Time Complexity: Hash function concept
O(n)
0
0
Hash function concept in Data Structures Theory - Time & Space Complexity
Understanding Time Complexity
We want to understand how fast a hash function works when it processes data.
The question is: how does the time to compute a hash grow as the input size grows?
Scenario Under Consideration
Analyze the time complexity of the following hash function example.
function simpleHash(input) {
let hash = 0;
for (let i = 0; i < input.length; i++) {
hash += input.charCodeAt(i);
}
return hash % 100;
}
This code sums the character codes of a string and then reduces the sum to a smaller number.
Identify Repeating Operations
- Primary operation: Looping through each character of the input string.
- How many times: Exactly once for each character, so as many times as the input length.

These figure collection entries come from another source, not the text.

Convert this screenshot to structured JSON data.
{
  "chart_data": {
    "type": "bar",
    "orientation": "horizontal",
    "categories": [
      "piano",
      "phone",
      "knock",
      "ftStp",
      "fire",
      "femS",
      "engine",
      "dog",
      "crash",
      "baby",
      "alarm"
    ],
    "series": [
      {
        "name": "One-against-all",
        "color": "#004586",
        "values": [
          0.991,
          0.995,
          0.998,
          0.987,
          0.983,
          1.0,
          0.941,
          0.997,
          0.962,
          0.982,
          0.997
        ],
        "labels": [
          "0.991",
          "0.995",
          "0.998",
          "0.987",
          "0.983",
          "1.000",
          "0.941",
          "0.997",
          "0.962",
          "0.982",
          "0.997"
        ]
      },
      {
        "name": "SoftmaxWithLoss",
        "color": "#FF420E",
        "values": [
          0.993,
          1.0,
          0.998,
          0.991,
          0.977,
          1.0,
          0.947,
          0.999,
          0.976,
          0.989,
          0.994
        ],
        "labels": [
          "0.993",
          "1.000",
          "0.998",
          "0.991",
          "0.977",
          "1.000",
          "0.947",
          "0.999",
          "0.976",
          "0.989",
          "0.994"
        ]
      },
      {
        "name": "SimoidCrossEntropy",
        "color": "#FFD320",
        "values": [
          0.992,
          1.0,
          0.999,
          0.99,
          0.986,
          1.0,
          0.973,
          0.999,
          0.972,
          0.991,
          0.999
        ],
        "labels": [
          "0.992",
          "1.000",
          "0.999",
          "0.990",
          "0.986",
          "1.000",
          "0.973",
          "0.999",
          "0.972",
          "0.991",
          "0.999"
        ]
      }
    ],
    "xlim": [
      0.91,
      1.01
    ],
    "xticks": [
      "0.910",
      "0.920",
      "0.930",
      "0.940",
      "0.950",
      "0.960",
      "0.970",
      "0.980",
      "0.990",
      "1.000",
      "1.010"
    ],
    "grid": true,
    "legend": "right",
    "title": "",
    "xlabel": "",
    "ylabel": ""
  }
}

How Execution Grows With Input
As the input string gets longer, the function does more work, adding each character's code.
| Input Size (n) | Approx. Operations |
|---|---|
| 10 | 10 additions |
| 100 | 100 additions |
| 1000 | 1000 additions |
Pattern observation: The work grows directly with the input size; double the input means double the work.
Final Time Complexity
Time Complexity: O(n)
This means the time to compute the hash grows in a straight line with the input size.
Common Mistake
[X] Wrong: "Hash functions always run in constant time no matter the input size."
[OK] Correct: The hash function must look at every part of the input at least once, so time grows with input length.
Interview Connect
Understanding how hash functions scale helps you explain data lookup speeds and why hashing is efficient for many tasks.
Self-Check
"What if the hash function used only the first 5 characters of the input? How would the time complexity change?"